The Copper warmed at the compliment, even from Scabia. He’d known so few others in life who genuinely liked him. Most dragons, even unusually bright ones like DharSii, saw only his injuries and deformities. There was something deep and dark in most dragons that hated weakness, clumsiness, deformity of any kind. It had served him to advantage in the snakepit of the Lavadome, where the contempt of the other ruling dragons kept him safe from suspicion as he grew up and made him an agreeable choice for Tyr—such a wreck of a dragon would never grow popular or powerful.
The warmth turned to bile. He’d won the intimacy of a vainglorious old recluse. Some achievement. He made a few excuses about wanting to soak his sore wing in the hot springs and left her as soon as he decently could.

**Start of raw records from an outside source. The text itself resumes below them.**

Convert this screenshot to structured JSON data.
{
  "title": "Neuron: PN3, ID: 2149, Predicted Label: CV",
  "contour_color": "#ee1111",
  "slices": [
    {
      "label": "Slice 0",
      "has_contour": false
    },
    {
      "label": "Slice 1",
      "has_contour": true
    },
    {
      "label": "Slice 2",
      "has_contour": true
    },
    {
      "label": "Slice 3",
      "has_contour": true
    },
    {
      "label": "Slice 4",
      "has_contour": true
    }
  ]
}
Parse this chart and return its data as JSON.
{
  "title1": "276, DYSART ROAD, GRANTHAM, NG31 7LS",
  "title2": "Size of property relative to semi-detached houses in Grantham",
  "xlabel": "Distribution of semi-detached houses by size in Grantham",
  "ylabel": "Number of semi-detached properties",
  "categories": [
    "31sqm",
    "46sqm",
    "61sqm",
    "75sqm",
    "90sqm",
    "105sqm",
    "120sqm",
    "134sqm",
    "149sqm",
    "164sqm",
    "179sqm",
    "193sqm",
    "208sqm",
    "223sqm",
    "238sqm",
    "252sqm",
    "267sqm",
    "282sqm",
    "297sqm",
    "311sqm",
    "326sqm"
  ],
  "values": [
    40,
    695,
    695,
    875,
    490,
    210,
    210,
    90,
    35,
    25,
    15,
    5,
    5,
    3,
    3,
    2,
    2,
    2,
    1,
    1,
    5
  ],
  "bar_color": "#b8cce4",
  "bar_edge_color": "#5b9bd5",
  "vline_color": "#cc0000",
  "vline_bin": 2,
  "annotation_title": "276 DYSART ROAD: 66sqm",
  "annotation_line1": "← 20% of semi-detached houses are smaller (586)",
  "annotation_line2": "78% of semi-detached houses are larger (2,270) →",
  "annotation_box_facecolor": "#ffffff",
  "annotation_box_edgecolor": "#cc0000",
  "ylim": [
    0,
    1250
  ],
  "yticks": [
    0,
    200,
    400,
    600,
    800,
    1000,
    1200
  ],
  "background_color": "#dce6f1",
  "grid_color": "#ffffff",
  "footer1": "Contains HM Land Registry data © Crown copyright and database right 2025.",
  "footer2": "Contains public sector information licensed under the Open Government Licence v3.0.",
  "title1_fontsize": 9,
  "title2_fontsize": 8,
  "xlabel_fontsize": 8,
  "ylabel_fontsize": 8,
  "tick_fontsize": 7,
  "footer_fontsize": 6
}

DharSii spent another day away and returned at night. Again he assured the Copper of Wistala’s health and safety. The hunting was just exceptionally good on the south slopes of the Sadda-Vale; as proof he brought in a big, wide-horned, hairy creature called a yilak. Wistala had stayed behind to keep an eye on the herd. It was a wild descendant of a beast of burden that the blighters had used in their days of power and glory, large enough for each dragon to have a satisfying haunch, plenty of flank-meat for the hatchlings, and the organs could go to the blighters, who had dozens of recipes for what they considered to be the delicacies of yilak brain, heart, and digestive organs.
Wistala thought it likely that if the dragons watched over the herd, killed or drove off the predators, they might take up residence in the south passes and see a good deal of natural increase. They were tough creatures, able to withstand a winter on the slopes. It would add some variety to their diet and if they could capture a few, the blighters could put them to work.
The Copper enjoyed his haunch, so much so that he followed it up with a double helping of gravel. Already, new scale was beginning to bud up under the worst patches of the white-rot stuff, and the diseased scale was beginning to drop off in twos and threes. The blighters didn’t even bother to collect scale with white-rot to trade, though he’d been told they ground up the healthy bits and put it into weapons and tools to strengthen the metals.
But that was for the future to reveal. After the yilak feast, DharSii ordered up more wine and drew the Copper aside.
“I’ve given it some thought and I think I have a solution that will allow you to fly.” He said no more until his blighters could be called, and they went to work.
“Solution” wasn’t the word the Copper would have chosen; it was more of a second-least-worst outcome, the worst being not able to fly at all. DharSii put in a locking mechanism so his wing could be either open or shut, and taught the Copper how to alter the configuration by means of a heavy pin and a pair of metal bands with hooks.
When the wing was locked open, he could fly, but the joint didn’t work, and it was fatiguing to make the adjustments with this wing that the natural joint, and Rayg’s flexible arrangement, allowed. But it did stay open and support his weight in the air. When closed, the wing didn’t settle quite right against his side. It looked like he was trying to shade his limbs on that side with his wing or keep a wound exposed to air, but it was not particularily fatiguing to do so. The Copper did discover, though, that his shoulder was unusually sore after the test flight. He was terribly out of condition, and asking his muscles to fly in a different manner than they’d done his whole life.
But the feel of air under his belly and his neck and tail making the hundreds of adjustments of muscle and scale they did while in the air on his brief flight made him feel that the soreness had been purchased in a fair transaction.